Quella notte non aveva dormito granché. Aveva continuato a girarsi e rigirarsi nel letto nella speranza che il sonno sopraggiungesse, ma non c’era stato verso di cadere tra le braccia di Morfeo. Un pensiero fisso lo tormentava, ed era stato a causa di quel tarlo che la mattina dopo, di buon ora, si era recato presso la maestosa fortezza, chiedendo di poter far visita alla prigioniera di cui tanto aveva sentito parlare.
Forse era completamente impazzito: quello che stava facendo era terribilmente rischioso, ma aveva studiato a lungo il comportamento che gli uomini assumevano con le donne condannate a morte per stregoneria, e aveva scoperto che potevano far loro visita per deriderle e torturale come preferivano, in modo da poterle umiliare e, perché no, portarle a confessare i presunti crimini commessi.
Non gli andava particolarmente a genio l’idea di comportarsi da farabutto, ma non aveva scelta: o questo, o non avrebbe mai saputo se la donna che avevano arrestato e condannato fosse la stessa che aveva salvato lui e i ragazzi dalla furia omicida di quella famiglia di balordi.
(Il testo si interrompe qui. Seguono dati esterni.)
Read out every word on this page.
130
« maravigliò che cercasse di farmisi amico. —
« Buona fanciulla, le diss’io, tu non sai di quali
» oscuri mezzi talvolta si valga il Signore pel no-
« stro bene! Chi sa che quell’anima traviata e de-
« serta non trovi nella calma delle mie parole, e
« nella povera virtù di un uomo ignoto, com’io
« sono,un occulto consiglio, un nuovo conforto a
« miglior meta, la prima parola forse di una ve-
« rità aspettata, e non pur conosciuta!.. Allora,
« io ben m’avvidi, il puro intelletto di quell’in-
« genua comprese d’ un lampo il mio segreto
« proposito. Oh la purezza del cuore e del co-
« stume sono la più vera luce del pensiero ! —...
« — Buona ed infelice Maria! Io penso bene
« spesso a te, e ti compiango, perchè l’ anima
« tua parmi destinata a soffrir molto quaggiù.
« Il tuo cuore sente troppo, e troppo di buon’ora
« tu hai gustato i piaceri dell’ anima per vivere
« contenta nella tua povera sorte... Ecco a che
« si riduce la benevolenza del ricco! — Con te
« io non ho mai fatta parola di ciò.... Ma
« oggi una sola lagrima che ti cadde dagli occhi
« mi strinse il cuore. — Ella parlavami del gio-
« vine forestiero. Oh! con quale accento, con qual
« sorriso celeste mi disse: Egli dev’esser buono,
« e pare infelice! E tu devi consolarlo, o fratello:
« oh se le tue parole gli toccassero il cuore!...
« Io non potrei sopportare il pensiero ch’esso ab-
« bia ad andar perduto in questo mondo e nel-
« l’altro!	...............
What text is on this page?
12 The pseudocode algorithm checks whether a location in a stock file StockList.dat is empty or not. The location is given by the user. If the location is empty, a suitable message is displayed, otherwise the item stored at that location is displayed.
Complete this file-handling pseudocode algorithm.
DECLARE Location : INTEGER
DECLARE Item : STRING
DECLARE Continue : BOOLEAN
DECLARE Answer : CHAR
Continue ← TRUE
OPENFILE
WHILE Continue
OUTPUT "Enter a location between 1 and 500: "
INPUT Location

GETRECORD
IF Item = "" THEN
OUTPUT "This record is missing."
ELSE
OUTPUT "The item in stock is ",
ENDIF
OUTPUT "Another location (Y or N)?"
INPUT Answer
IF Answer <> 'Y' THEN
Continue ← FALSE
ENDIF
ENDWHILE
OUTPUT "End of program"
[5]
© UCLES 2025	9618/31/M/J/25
Così, Vegeta aveva indossato la maschera di sadico torturatore e si era incamminato presso l’ingresso di quel luogo infernale. Certo era che l’aspetto e l’odore di quel posto mettevano addosso un’angoscia non indifferente, ma avrebbe dovuto farsi coraggio e fare affidamento alla sua forza di volontà e al buon senso che, saltuariamente, tirava fuori. O quello, o non avrebbe mai saputo la verità.
 
“Che sei venuto a fare qui?”.
 
La guardia che aveva incontrato all’ingresso della prigione non era molto diversa da quelle che pattugliavano la cittadina. Nulla a che vedere con il variopinto esercito di Freezer: sembravano prodotte in serie, quasi come se, oltre alle armi e all’uniforme, venisse offerto loro un trattamento per renderle simili nel volto e nello sguardo spietato. Quell'energumeno puzzava di alcol e formaggio scadente, aveva i denti ingialliti dal tabacco e le mani grandi, callose e dalle unghie sudice. Era disgustoso, ma Vegeta non avrebbe potuto fare lo schizzinoso-
 
“Sono qui per vedere la tizia del bosco… Vorrei… Scambiare due paroline con lei”.
 
Ed eccolo lì, il sorriso sadico che tante volte aveva fatto tremare gli abitanti dei pianeti che aveva dovuto assoggettare. Eccolo lì, lo sguardo da psicopatico bastardo disposto a fare qualsiasi cosa pur di raggiungere il proprio scopo.
 
“Vuoi pensarci anche tu, eh? Il villaggio è pieno di cittadini ligi al dovere… Ultima cella in fondo al corridoio di destra… Se ti fermano, puoi dire che ti ho fatto passare io. E, mi raccomando… Falla cantare! Quando è in vena, intona melodie dolcissime”.
 
Aveva faticato a mantenere la calma, nell’udire quelle parole così disgustose. Sperava quasi che non si trattasse della donna che lo aveva aiutato. Certo, non che se si fosse trattato di un’altra sarebbe stato meno grave pensare e fare una cosa del genere, ma con lei… Era peggio. Non poteva negarlo. Certamente, nessuno avrebbe potuto considerare Vegeta un sentimentalista, ma quello era eccessivo anche per uno come lui, che aveva commesso orribili crimini, ma non aveva mai osato spingersi fino a quel punto. Lo stomaco gli si era aggrovigliato a causa dello schifo, ma aveva sorriso e aveva proseguito, confuso e incerto, ma sempre desideroso di scoprire la verità.
 
Più si addentrava nelle viscere di quel luogo, più l’odore peggiorava. L’umidità aveva completamente avvolto le pareti e un coro di lamenti sommessi riecheggiava tra le volte e le colonne di pietra nuda.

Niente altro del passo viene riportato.